Why do parents do this, and do we mean anything by it? Critics of the parents who call their kids RADkids claim it reduces the child to a "thing" and defines the kid by the disorder. Most of the parents I know of emotionally disturbed children don't think of their children as "things" or labels, but use the labels for convenience sake -- in conversations to distinguish their children with disorders from their other children. In some forums, parents call their other children "NT" children or "neurotypical" children (leading us back to that whole "what is normal?" conversation). Critics charge that it defines the child by his/her disability. But my contention is that these disabilities are so profound that they often define the family by the magnitude of the impact -regardless of the label!

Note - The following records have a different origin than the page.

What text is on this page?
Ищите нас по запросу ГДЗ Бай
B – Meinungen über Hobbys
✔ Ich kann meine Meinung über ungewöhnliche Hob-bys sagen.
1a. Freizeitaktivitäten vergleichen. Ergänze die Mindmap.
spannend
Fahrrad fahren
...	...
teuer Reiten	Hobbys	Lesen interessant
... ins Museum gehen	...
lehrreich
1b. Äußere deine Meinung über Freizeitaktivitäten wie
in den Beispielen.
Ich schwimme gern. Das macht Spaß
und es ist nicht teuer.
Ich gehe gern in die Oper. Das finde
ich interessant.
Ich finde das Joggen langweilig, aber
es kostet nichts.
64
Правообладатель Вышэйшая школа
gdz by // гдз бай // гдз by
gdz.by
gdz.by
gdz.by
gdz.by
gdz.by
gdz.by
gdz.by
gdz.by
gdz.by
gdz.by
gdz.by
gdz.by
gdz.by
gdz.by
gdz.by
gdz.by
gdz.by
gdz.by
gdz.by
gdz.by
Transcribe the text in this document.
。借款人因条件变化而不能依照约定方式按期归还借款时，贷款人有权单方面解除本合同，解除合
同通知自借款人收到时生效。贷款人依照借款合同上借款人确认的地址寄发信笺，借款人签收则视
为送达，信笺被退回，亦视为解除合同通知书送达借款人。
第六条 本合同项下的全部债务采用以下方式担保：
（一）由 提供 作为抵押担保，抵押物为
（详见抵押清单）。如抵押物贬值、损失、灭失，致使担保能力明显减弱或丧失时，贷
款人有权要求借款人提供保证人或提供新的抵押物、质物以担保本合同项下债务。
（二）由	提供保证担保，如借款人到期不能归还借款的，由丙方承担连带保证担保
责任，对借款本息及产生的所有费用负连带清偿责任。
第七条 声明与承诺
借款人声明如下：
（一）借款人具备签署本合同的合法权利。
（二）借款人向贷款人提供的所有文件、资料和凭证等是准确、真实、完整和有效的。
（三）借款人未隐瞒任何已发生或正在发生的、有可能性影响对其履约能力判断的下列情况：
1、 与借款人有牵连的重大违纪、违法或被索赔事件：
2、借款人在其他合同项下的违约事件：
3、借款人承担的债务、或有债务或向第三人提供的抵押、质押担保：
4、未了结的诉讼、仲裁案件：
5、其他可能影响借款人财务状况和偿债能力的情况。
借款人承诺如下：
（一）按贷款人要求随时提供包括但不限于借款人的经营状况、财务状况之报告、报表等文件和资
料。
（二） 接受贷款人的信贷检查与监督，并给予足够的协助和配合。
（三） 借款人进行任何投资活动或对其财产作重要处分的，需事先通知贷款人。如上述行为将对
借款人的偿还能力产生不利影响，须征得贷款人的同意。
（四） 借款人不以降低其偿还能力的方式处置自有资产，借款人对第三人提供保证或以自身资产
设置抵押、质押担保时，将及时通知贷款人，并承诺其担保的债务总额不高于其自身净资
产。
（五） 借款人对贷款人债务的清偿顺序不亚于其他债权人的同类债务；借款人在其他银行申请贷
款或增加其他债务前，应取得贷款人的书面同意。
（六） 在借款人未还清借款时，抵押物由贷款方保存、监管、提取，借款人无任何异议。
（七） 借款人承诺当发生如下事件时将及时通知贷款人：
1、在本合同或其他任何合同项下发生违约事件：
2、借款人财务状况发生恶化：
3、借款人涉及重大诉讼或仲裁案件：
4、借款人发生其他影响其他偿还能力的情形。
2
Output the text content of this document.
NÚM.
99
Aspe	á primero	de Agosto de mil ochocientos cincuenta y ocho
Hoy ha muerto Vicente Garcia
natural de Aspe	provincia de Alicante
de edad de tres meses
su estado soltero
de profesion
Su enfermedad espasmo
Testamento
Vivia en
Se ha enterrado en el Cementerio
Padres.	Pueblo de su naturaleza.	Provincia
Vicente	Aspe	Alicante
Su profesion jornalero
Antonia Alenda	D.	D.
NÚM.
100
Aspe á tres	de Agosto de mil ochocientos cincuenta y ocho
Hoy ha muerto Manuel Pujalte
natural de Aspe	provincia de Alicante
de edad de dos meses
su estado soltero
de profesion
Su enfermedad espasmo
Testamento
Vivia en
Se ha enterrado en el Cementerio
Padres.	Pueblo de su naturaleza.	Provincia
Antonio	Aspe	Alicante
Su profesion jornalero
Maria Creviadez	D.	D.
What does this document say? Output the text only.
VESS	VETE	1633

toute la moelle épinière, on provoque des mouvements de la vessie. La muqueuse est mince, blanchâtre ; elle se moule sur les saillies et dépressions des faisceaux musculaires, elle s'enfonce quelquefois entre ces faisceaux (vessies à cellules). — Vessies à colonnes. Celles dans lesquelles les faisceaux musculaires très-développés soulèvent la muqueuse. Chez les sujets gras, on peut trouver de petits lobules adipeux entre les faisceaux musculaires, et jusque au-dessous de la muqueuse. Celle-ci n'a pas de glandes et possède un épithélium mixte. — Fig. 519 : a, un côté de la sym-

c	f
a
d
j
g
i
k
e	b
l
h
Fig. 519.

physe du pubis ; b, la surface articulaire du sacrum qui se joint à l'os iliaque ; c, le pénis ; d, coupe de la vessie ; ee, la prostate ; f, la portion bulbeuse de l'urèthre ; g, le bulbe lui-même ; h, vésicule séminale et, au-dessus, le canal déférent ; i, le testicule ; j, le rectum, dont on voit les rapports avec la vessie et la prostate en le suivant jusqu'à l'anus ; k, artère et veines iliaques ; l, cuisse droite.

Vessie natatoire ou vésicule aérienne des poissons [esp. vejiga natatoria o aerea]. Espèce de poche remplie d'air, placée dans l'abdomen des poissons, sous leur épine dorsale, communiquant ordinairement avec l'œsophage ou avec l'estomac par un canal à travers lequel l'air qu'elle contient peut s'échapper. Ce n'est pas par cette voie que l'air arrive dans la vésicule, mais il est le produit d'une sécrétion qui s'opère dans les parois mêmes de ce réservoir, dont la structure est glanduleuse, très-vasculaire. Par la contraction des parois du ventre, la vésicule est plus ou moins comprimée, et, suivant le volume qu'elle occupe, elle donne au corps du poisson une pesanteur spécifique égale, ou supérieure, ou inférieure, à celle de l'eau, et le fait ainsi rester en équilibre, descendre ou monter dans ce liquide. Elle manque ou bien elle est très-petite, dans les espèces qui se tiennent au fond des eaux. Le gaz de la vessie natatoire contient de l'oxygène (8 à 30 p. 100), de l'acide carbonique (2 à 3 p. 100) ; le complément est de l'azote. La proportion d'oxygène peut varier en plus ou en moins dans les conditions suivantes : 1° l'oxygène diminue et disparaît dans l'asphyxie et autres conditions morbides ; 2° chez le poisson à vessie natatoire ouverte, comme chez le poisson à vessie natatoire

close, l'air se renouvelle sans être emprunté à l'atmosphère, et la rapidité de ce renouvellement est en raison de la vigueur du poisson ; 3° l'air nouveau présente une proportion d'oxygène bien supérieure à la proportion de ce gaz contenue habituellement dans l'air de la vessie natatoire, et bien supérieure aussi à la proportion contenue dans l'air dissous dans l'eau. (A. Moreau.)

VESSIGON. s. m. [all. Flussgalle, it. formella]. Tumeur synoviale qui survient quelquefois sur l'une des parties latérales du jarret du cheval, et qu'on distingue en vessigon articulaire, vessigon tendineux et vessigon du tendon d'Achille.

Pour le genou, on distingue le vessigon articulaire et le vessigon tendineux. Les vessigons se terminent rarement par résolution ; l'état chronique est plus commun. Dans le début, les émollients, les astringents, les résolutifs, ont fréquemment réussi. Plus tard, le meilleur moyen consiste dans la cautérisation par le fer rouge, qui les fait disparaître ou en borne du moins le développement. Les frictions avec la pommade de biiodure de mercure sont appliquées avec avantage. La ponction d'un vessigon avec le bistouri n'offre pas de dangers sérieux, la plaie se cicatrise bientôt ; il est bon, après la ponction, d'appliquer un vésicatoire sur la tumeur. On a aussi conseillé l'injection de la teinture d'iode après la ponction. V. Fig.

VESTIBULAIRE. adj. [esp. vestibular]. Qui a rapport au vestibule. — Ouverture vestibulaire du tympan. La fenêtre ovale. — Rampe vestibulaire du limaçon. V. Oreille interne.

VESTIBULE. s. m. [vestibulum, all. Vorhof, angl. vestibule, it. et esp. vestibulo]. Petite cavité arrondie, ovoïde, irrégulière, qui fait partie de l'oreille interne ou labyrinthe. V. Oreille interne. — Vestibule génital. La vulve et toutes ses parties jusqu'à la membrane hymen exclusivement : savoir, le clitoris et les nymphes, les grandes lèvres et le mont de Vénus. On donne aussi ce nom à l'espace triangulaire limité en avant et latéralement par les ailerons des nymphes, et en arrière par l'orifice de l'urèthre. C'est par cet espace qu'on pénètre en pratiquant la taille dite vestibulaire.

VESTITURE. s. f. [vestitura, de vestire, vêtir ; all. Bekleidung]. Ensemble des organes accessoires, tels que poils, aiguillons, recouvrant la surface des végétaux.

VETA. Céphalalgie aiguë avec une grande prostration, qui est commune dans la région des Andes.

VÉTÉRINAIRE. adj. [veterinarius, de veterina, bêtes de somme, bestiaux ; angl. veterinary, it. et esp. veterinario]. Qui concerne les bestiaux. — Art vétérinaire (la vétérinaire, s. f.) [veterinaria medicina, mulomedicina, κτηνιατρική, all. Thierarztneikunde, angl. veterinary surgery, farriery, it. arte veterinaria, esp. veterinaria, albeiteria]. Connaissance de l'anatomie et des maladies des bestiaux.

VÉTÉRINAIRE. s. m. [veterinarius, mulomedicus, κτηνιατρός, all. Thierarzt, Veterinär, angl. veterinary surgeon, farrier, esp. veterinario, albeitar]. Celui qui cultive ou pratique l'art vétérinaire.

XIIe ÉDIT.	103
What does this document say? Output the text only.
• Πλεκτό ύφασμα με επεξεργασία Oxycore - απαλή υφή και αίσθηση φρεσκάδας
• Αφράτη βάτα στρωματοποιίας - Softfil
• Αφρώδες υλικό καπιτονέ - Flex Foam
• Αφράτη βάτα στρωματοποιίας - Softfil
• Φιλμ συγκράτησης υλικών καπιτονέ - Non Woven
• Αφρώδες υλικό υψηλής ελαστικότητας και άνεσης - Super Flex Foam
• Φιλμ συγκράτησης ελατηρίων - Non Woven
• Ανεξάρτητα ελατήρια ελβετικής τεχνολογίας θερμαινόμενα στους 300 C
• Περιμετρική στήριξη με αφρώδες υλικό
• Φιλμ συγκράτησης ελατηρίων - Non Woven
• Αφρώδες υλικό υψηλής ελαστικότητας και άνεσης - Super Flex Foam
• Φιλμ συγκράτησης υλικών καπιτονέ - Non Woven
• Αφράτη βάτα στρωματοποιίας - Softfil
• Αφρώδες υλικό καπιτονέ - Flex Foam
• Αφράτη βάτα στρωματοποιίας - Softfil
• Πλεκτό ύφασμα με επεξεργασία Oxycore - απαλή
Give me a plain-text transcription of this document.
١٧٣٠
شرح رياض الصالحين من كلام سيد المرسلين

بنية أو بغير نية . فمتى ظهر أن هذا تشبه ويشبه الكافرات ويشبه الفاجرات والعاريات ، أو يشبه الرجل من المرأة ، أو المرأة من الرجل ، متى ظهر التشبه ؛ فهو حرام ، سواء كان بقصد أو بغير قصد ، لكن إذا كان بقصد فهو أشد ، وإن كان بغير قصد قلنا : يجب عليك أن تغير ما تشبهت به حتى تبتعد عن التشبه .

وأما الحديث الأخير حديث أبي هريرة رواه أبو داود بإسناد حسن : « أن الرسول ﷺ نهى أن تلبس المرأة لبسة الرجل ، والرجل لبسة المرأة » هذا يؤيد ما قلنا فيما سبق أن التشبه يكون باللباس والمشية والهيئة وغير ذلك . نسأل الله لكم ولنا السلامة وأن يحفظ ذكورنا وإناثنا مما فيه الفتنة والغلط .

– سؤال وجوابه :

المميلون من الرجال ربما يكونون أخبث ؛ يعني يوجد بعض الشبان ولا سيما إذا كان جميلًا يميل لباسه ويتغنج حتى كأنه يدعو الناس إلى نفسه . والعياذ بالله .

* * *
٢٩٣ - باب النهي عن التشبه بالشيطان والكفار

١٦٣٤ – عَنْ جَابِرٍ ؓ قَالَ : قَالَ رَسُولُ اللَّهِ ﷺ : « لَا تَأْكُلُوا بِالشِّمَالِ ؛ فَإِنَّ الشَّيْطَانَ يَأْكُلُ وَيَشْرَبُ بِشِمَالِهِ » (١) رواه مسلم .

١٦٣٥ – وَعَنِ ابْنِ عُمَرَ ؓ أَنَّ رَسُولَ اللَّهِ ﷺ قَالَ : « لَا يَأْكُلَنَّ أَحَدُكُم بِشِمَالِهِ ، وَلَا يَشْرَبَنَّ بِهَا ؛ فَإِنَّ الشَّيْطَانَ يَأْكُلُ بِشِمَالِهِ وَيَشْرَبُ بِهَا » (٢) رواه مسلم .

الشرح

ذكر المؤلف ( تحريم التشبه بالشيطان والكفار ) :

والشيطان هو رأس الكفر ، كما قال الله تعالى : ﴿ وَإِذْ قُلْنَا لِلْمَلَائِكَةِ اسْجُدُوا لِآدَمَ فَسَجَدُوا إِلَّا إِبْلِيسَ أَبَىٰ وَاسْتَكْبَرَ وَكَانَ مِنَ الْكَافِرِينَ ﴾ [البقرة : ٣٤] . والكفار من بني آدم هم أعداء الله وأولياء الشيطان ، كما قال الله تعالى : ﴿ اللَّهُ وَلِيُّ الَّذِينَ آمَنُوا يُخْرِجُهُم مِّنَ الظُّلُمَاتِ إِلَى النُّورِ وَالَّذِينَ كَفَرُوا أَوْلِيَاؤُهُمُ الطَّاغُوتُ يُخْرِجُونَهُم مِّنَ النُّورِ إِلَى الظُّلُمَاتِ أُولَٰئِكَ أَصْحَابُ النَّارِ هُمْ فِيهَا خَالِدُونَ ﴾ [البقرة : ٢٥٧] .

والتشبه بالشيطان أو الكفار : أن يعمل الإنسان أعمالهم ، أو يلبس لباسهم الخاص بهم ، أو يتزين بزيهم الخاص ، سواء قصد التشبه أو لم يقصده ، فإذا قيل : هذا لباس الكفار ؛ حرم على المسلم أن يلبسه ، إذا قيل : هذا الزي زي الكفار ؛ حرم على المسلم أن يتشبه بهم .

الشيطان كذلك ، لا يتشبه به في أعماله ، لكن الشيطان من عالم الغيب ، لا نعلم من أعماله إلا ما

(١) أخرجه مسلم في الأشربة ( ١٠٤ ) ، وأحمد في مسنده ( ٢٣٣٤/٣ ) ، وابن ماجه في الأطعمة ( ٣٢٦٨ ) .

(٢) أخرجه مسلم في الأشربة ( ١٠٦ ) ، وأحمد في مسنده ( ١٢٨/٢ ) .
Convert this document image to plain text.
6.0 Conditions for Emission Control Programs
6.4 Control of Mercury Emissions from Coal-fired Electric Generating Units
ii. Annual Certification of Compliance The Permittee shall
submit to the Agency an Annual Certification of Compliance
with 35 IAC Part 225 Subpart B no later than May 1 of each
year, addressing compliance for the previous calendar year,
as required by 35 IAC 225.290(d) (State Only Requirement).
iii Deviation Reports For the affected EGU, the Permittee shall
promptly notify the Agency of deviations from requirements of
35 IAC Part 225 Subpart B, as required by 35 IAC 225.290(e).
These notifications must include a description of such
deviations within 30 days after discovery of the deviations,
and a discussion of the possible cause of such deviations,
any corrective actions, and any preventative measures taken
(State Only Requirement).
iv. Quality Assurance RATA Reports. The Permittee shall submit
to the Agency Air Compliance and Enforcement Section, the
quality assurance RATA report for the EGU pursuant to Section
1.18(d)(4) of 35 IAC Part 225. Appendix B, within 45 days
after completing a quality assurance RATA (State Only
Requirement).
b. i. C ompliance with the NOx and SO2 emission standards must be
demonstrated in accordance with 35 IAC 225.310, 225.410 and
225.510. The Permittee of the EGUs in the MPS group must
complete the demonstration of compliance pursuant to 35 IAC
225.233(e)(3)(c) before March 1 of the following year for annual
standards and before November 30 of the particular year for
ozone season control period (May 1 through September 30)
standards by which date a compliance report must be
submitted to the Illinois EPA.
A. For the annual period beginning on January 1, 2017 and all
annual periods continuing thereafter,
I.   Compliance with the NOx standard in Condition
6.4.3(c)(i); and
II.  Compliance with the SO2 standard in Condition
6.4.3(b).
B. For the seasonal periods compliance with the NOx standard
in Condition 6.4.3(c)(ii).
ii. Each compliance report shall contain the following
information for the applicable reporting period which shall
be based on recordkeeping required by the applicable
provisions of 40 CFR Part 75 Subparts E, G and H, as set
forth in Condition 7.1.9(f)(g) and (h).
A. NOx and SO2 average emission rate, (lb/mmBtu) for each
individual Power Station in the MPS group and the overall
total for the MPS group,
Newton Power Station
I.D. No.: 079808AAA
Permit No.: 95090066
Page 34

As speakers of the English language, we all use adjectives to shorten what we're trying to say. This is my older daughter, my ex-husband, my rich great aunt. The adjectives distinguish them from others and describe who they are. Just the point, critics says, our children are not their disorders.
One group of pediatricians has suggested that we call kids "quirky" as opposed to heavy diagnostic labels. They said so in
Newsweek. Wonder if that would work? Just exactly which therapies and medications are prescribed for "quirky"????
So what do you think? Do parents use labels in a harmful way? Are parents of children with attachment disorder doing harm to their children by calling them RAD? Is there a double standard depending on the disability? Is labeling a bad thing, or a necessary way to describe and classify the disorder?